Aller au contenu

Page:Emile Zola - Pot-Bouille.djvu/48

La bibliothèque libre.
Cette page a été validée par deux contributeurs.


III


Dès le poisson, de la raie au beurre noir d’une fraîcheur douteuse, que cette gâcheuse d’Adèle avait noyée dans un flot de vinaigre, Hortense et Berthe, assises à droite et à la gauche de l’oncle Bachelard, le poussèrent à boire, emplissant son verre l’une après l’autre, répétant :

— C’est votre fête, buvez donc !… À votre santé, mon oncle !

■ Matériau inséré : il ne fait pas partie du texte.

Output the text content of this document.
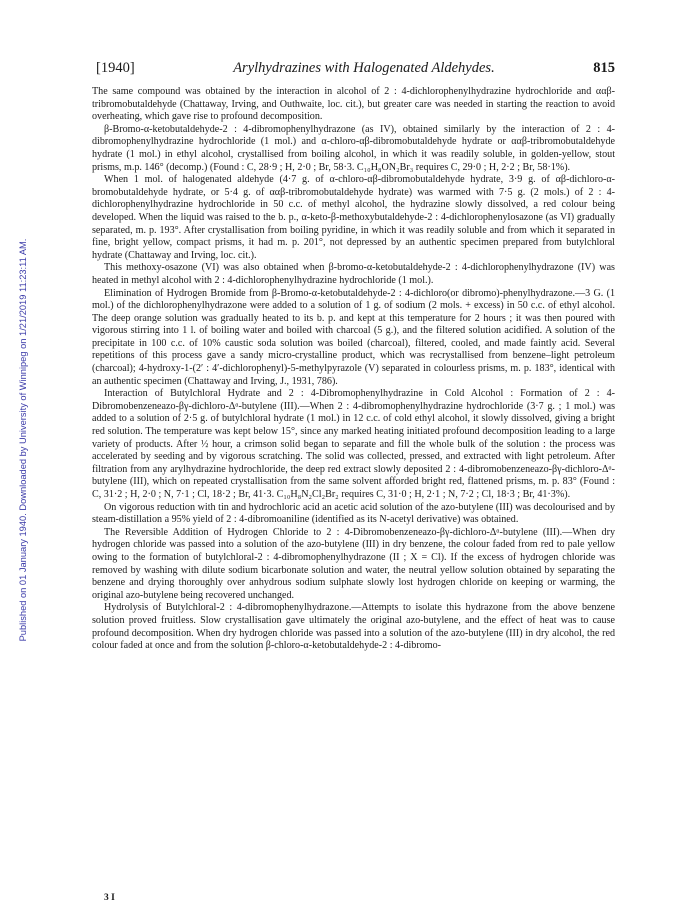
Published on 01 January 1940. Downloaded by University of Winnipeg on 1/21/2019 11:23:11 AM.
[1940]	Arylhydrazines with Halogenated Aldehydes.	815

The same compound was obtained by the interaction in alcohol of 2 : 4-dichlorophenylhydrazine hydrochloride and ααβ-tribromobutaldehyde (Chattaway, Irving, and Outhwaite, loc. cit.), but greater care was needed in starting the reaction to avoid overheating, which gave rise to profound decomposition.

β-Bromo-α-ketobutaldehyde-2 : 4-dibromophenylhydrazone (as IV), obtained similarly by the interaction of 2 : 4-dibromophenylhydrazine hydrochloride (1 mol.) and α-chloro-αβ-dibromobutaldehyde hydrate or ααβ-tribromobutaldehyde hydrate (1 mol.) in ethyl alcohol, crystallised from boiling alcohol, in which it was readily soluble, in golden-yellow, stout prisms, m.p. 146° (decomp.) (Found : C, 28·9 ; H, 2·0 ; Br, 58·3. C₁₀H₈ON₂Br₃ requires C, 29·0 ; H, 2·2 ; Br, 58·1%).

When 1 mol. of halogenated aldehyde (4·7 g. of α-chloro-αβ-dibromobutaldehyde hydrate, 3·9 g. of αβ-dichloro-α-bromobutaldehyde hydrate, or 5·4 g. of ααβ-tribromobutaldehyde hydrate) was warmed with 7·5 g. (2 mols.) of 2 : 4-dichlorophenylhydrazine hydrochloride in 50 c.c. of methyl alcohol, the hydrazine slowly dissolved, a red colour being developed. When the liquid was raised to the b. p., α-keto-β-methoxybutaldehyde-2 : 4-dichlorophenylosazone (as VI) gradually separated, m. p. 193°. After crystallisation from boiling pyridine, in which it was readily soluble and from which it separated in fine, bright yellow, compact prisms, it had m. p. 201°, not depressed by an authentic specimen prepared from butylchloral hydrate (Chattaway and Irving, loc. cit.).

This methoxy-osazone (VI) was also obtained when β-bromo-α-ketobutaldehyde-2 : 4-dichlorophenylhydrazone (IV) was heated in methyl alcohol with 2 : 4-dichlorophenylhydrazine hydrochloride (1 mol.).

Elimination of Hydrogen Bromide from β-Bromo-α-ketobutaldehyde-2 : 4-dichloro(or dibromo)-phenylhydrazone.—3 G. (1 mol.) of the dichlorophenylhydrazone were added to a solution of 1 g. of sodium (2 mols. + excess) in 50 c.c. of ethyl alcohol. The deep orange solution was gradually heated to its b. p. and kept at this temperature for 2 hours ; it was then poured with vigorous stirring into 1 l. of boiling water and boiled with charcoal (5 g.), and the filtered solution acidified. A solution of the precipitate in 100 c.c. of 10% caustic soda solution was boiled (charcoal), filtered, cooled, and made faintly acid. Several repetitions of this process gave a sandy micro-crystalline product, which was recrystallised from benzene–light petroleum (charcoal); 4-hydroxy-1-(2′ : 4′-dichlorophenyl)-5-methylpyrazole (V) separated in colourless prisms, m. p. 183°, identical with an authentic specimen (Chattaway and Irving, J., 1931, 786).

Interaction of Butylchloral Hydrate and 2 : 4-Dibromophenylhydrazine in Cold Alcohol : Formation of 2 : 4-Dibromobenzeneazo-βγ-dichloro-Δᵅ-butylene (III).—When 2 : 4-dibromophenylhydrazine hydrochloride (3·7 g. ; 1 mol.) was added to a solution of 2·5 g. of butylchloral hydrate (1 mol.) in 12 c.c. of cold ethyl alcohol, it slowly dissolved, giving a bright red solution. The temperature was kept below 15°, since any marked heating initiated profound decomposition leading to a large variety of products. After ½ hour, a crimson solid began to separate and fill the whole bulk of the solution : the process was accelerated by seeding and by vigorous scratching. The solid was collected, pressed, and extracted with light petroleum. After filtration from any arylhydrazine hydrochloride, the deep red extract slowly deposited 2 : 4-dibromobenzeneazo-βγ-dichloro-Δᵅ-butylene (III), which on repeated crystallisation from the same solvent afforded bright red, flattened prisms, m. p. 83° (Found : C, 31·2 ; H, 2·0 ; N, 7·1 ; Cl, 18·2 ; Br, 41·3. C₁₀H₈N₂Cl₂Br₂ requires C, 31·0 ; H, 2·1 ; N, 7·2 ; Cl, 18·3 ; Br, 41·3%).

On vigorous reduction with tin and hydrochloric acid an acetic acid solution of the azo-butylene (III) was decolourised and by steam-distillation a 95% yield of 2 : 4-dibromoaniline (identified as its N-acetyl derivative) was obtained.

The Reversible Addition of Hydrogen Chloride to 2 : 4-Dibromobenzeneazo-βγ-dichloro-Δᵅ-butylene (III).—When dry hydrogen chloride was passed into a solution of the azo-butylene (III) in dry benzene, the colour faded from red to pale yellow owing to the formation of butylchloral-2 : 4-dibromophenylhydrazone (II ; X = Cl). If the excess of hydrogen chloride was removed by washing with dilute sodium bicarbonate solution and water, the neutral yellow solution obtained by separating the benzene and drying thoroughly over anhydrous sodium sulphate slowly lost hydrogen chloride on keeping or warming, the original azo-butylene being recovered unchanged.

Hydrolysis of Butylchloral-2 : 4-dibromophenylhydrazone.—Attempts to isolate this hydrazone from the above benzene solution proved fruitless. Slow crystallisation gave ultimately the original azo-butylene, and the effect of heat was to cause profound decomposition. When dry hydrogen chloride was passed into a solution of the azo-butylene (III) in dry alcohol, the red colour faded at once and from the solution β-chloro-α-ketobutaldehyde-2 : 4-dibromo-

3 I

Elles avaient comploté de se faire donner vingt francs. Chaque année, leur mère prévoyante les plaçait ainsi aux côtés de son frère, qu’elle leur abandonnait. Mais c’était une rude besogne, et qui demandait toute l’âpreté de deux filles travaillées par des rêves de souliers Louis XV et de gants à cinq boutons. Pour donner les vingt francs, il fallait que l’oncle fût complètement gris. Il était en famille d’une avarice féroce, tout en mangeant au-dehors, à des noces crapuleuses, les quatre-vingt mille francs qu’il gagnait dans la commission. Heureusement, ce soir-là, il venait d’arriver à demi plein, ayant passé l’après-midi chez une teinturière du faubourg Montmartre, qui se faisait expédier pour lui du vermouth de Marseille.